Slashdot Mirror

← Back to Stories (view on slashdot.org)

Wireless Presenters Attacked Using an Arduino

Posted by Soulskill on from the watch-out-steve dept.

An anonymous reader writes "This week Dutch security researcher Niels Teusink described a method of attacking wireless presenter devices at an Amsterdam security conference. He had a demo showing how it is possible to use an Arduino and Metasploit to get remote code execution by sending arbitrary keystrokes to the presenter dongle. He has now released the code and made a blog post explaining how it all works.
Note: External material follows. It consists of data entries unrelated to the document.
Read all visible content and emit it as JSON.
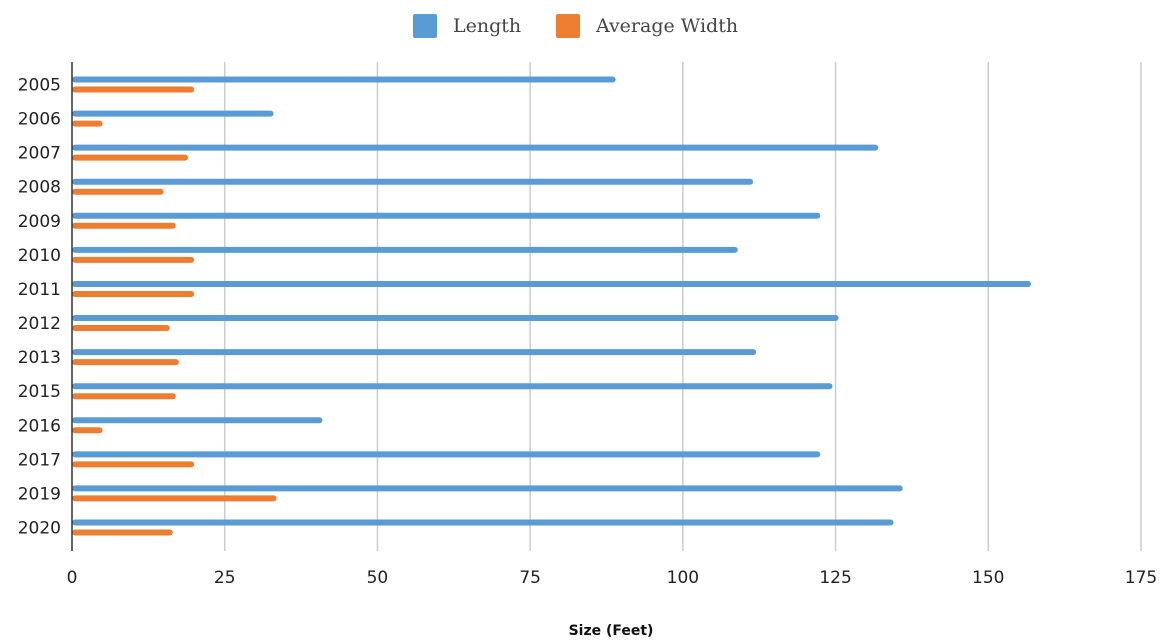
{
  "chart_data": {
    "type": "bar",
    "orientation": "horizontal",
    "title": "",
    "xlabel": "Size (Feet)",
    "ylabel": "",
    "xlim": [
      0,
      175
    ],
    "x_ticks": [
      0,
      25,
      50,
      75,
      100,
      125,
      150,
      175
    ],
    "grid": "vertical",
    "legend_position": "top-center",
    "categories": [
      "2005",
      "2006",
      "2007",
      "2008",
      "2009",
      "2010",
      "2011",
      "2012",
      "2013",
      "2015",
      "2016",
      "2017",
      "2019",
      "2020"
    ],
    "series": [
      {
        "name": "Length",
        "color": "#5b9bd5",
        "values": [
          89,
          33,
          132,
          111.5,
          122.5,
          109,
          157,
          125.5,
          112,
          124.5,
          41,
          122.5,
          136,
          134.5
        ]
      },
      {
        "name": "Average Width",
        "color": "#ed7d31",
        "values": [
          20,
          5,
          19,
          15,
          17,
          20,
          20,
          16,
          17.5,
          17,
          5,
          20,
          33.5,
          16.5
        ]
      }
    ]
  }
}
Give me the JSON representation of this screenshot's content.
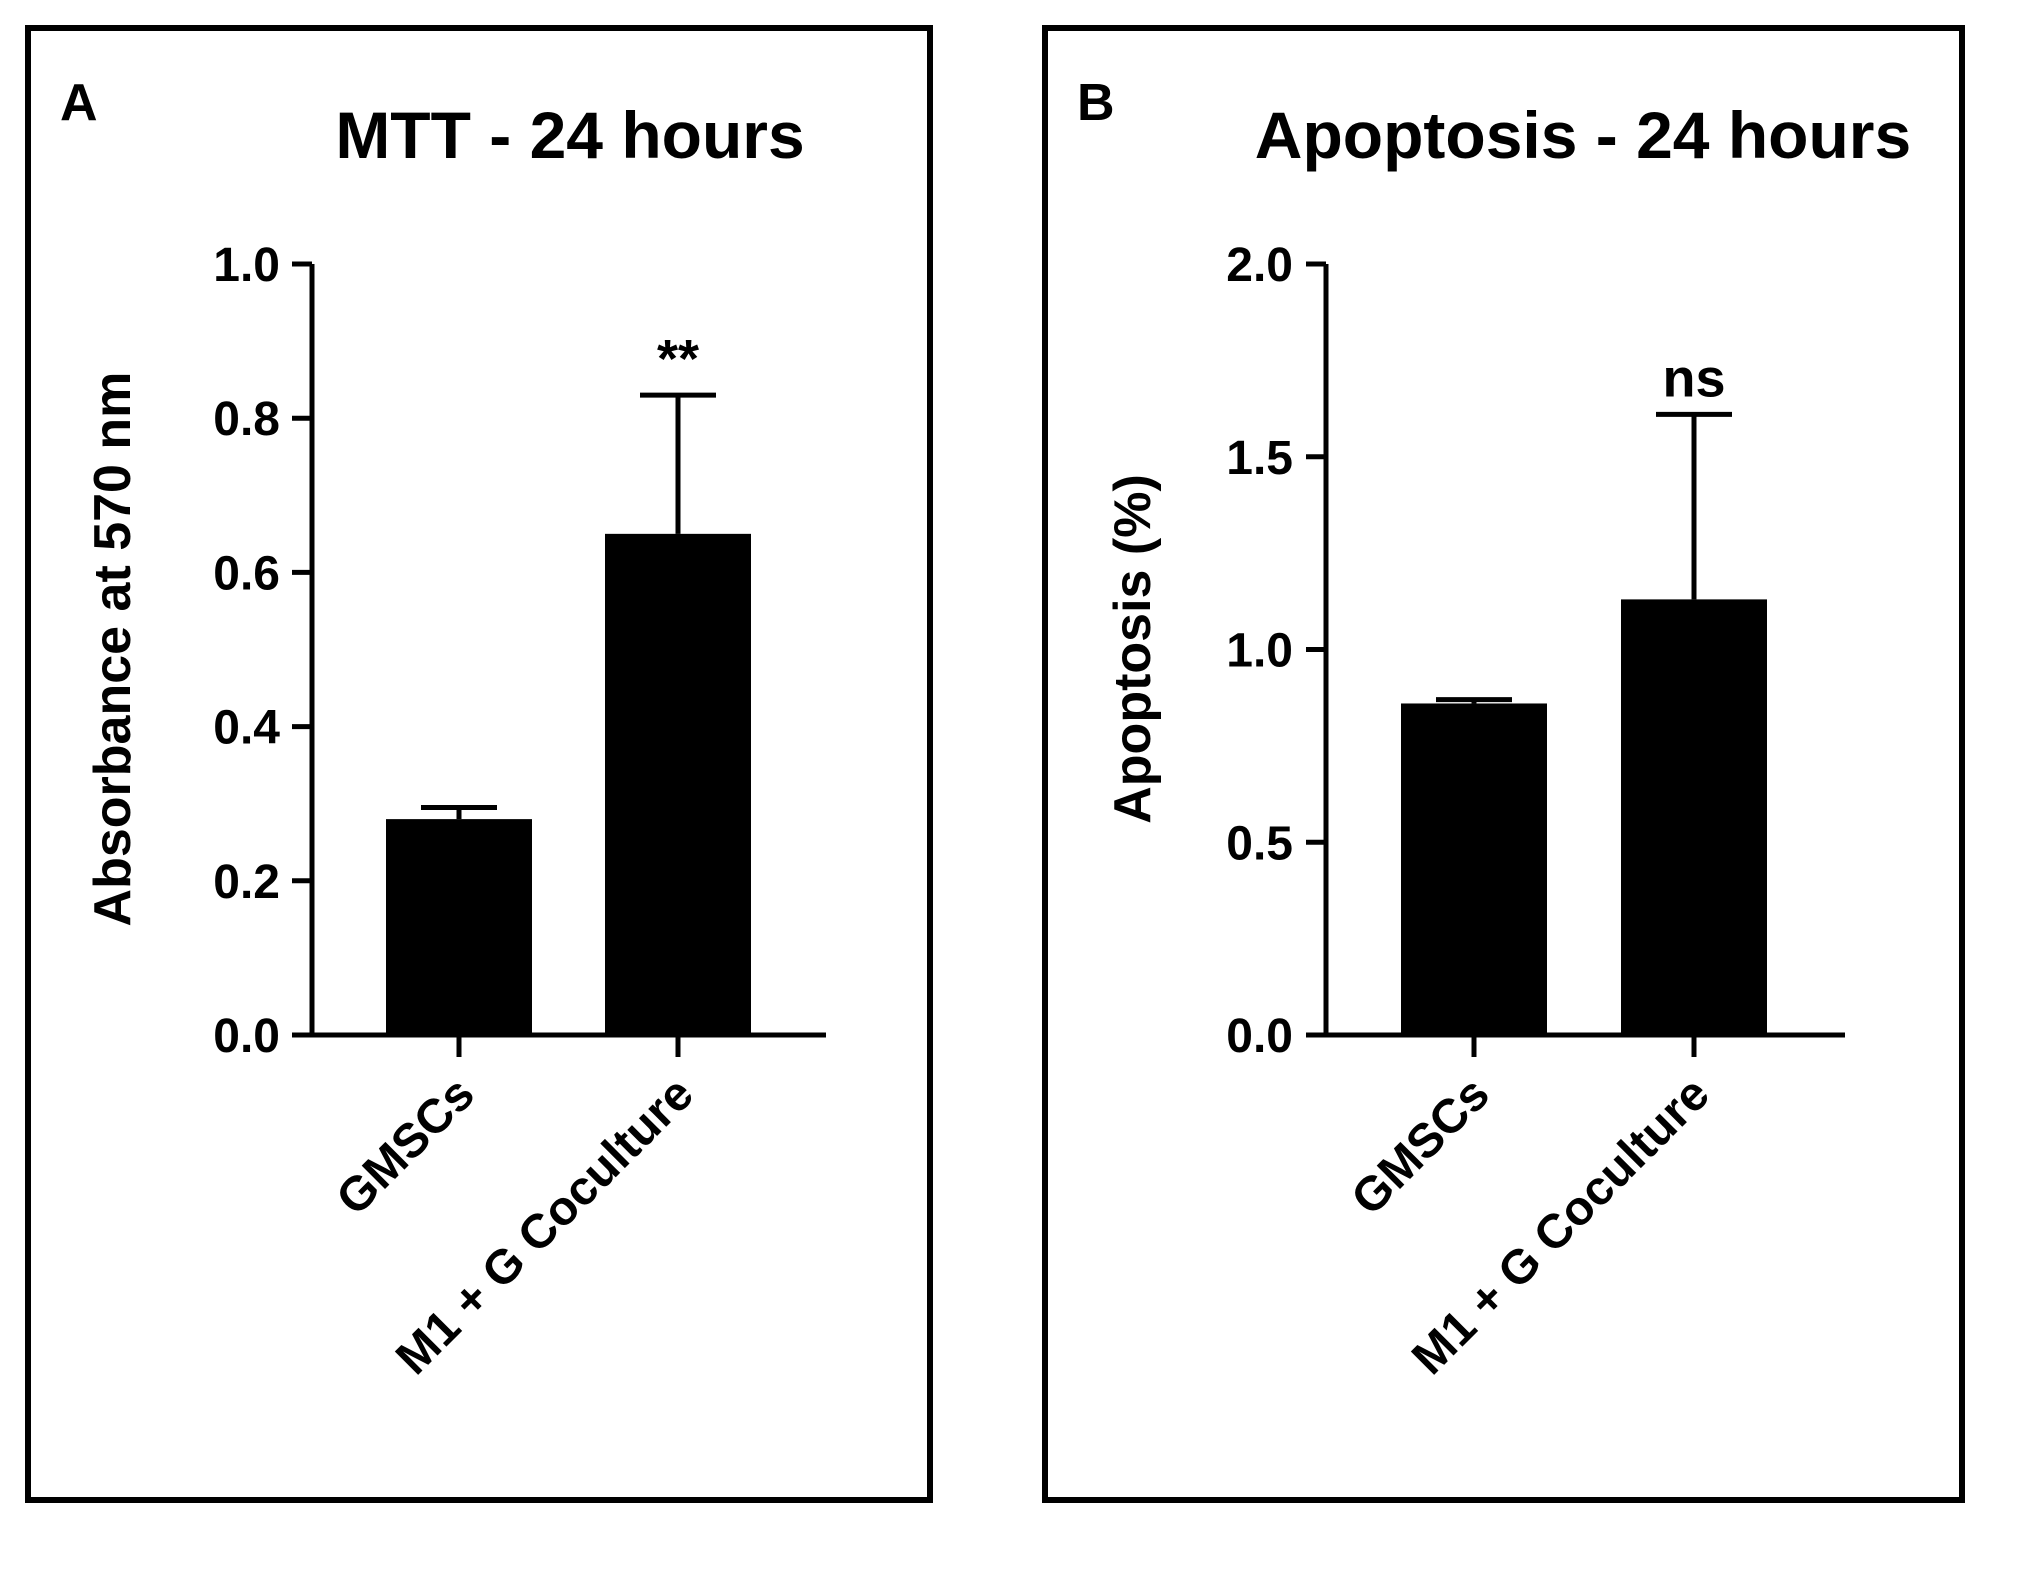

Better watch out the next time you're giving a presentation using one of these devices!"

2 of 69 comments (clear)

  1. hmmm.... by girlintraining · · Score: 5, Funny

    Useful for:

    * Corporate espionage
    * Screwing with professors at school
    * Pissing off Steve Jobs.

    We all know which one's most likely.

    --
    #fuckbeta #iamslashdot #dicemustdie
  2. This is why standard protocols help by Anonymous Coward · · Score: 5, Insightful

    While Bluetooth certainly has its issues and took a while to address all the early security concerns, I really wish wireless device creators would stop rolling their own protocols. With limited engineering, they are almost certainly guaranteed to do it badly. As of Bluetooth 2.1, all communication aside from service discovery is encrypted. There are still pairing exploits and implementation defects, but at least they have the core idea right. In order to monkey with a Bluetooth presentation remote, you would have to (a) discover the shared key during the speakers presentation, (b) convince the presenter to redo pairing prior to speaking and somehow get them to pair with your evil device instead (has a Bluetooth man-in-the-middle attack been tried yet?), or (c) give up and settle for just jamming the communication, causing a whopping 30 seconds of confusion. If you design a wireless protocol now without over-the-air encryption, you are doing it wrong.